En janvier 2014, le nouveau maire de Montréal, Denis Coderre, exprimait publiquement son désir de faire le ménage dans les 200 salons de massage érotiques aux allures louches; on peut effectivement s'interroger ou même s'inquiéter sur ce nombre faramineux d'établissements en pleine croissance. De par les médias, nous apprenions que Montréal est une des capitales mondiales du sexe. Selon Annie Robert, de l'Unité de la traite de personnes de la Gendarmerie royale du Canada (GRC): «Montréal est une plaque tournante du tourisme sexuel. On vient ici parce que c'est facile. Tu passes ta commande et en 30 minutes, une fille cognera à ta porte!»

L'offre semble si abondante dans ce marché, que les filles doivent tout accepter et se taire. Monsieur Coderre, maire de la grande métropole, souhaite bien que Montréal soit reconnue internationalement pour des raisons beaucoup plus nobles.

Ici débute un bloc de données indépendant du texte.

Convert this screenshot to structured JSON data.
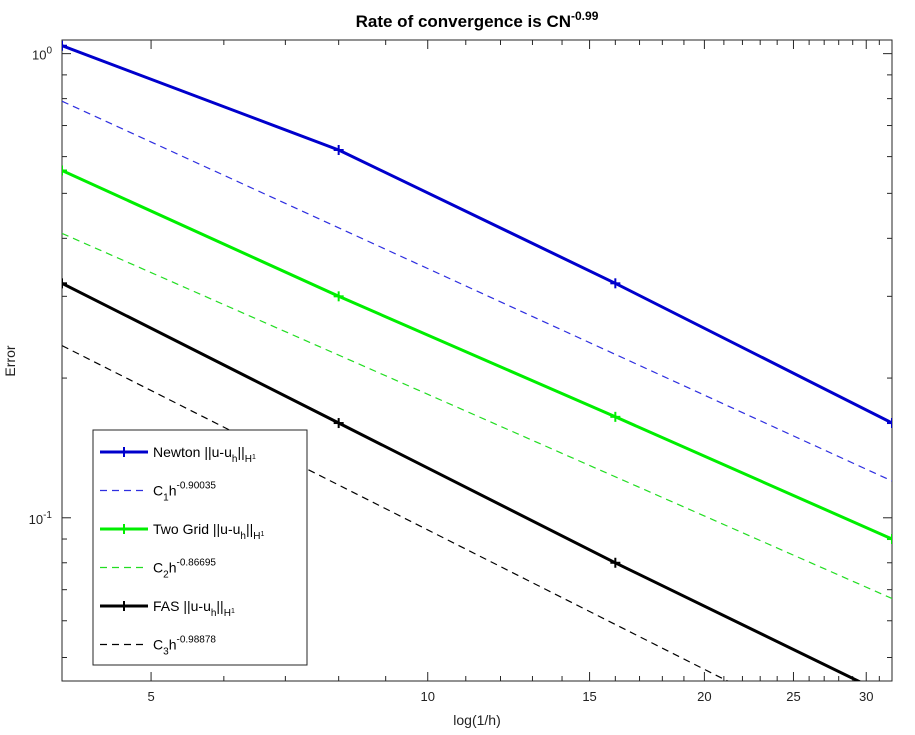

Tout le monde sait que ce marché génère des sommes astronomiques. La nature souterraine du tourisme sexuel empêche évidemment de chiffrer adéquatement l'ampleur des retombées sur la métropole. Selon le sergent-détective Monchamp, «pendant des années, on s'est targués de notre ouverture. À tort, on a cru que c'était positif, et on a permis au marché de prendre de l'expansion. Mais peu à peu, on réalise que cela a des impacts. Le marché est si abondant qu'il attire plus de touristes. Or, plus il y a de touristes, plus le marché grossit.» Et il semble bien qu'il y a de plus en plus de victimes aussi. Il ne s'agit pas de jouer à la chasse aux sorcières, mais de protéger d'innocentes victimes. Nous savons pertinemment que les experts du trafic humain ne font pas dans la dentelle. Il revient à chaque société et à ses législateurs de prendre les mesures nécessaires pour protéger et apporter la sécurité nécessaire.

Il faut se lever et protester devant toutes les formes d'exploitation et d'esclavage modernes qui privent de très nombreux êtres humains, de leurs libertés et de leurs droits les plus élémentaires à la dignité, au travail libre, à la vie tout simplement.

La crise qui secoue durement les centres jeunesse de la province exige un débat de fond. Des jeunes s'enfuient fréquemment de leur centre jeunesse, risquant de tomber dans les filets des gangs de rue qui les enrôlent inévitablement dans des réseaux de prostitution. Certes, il faut mettre rapidement en place un judicieux plan d'intervention pour protéger les jeunes filles en centre jeunesse, mais verrouiller les portes à double tour ne règlera certes pas le problème à sa source. Il faut s'attaquer collectivement à la prostitution juvénile, c'est un fléau qui demande la collaboration des autorités policières et de tous les intervenants en milieu jeunesse. L'avenir de nos enfants, c'est ici et maintenant!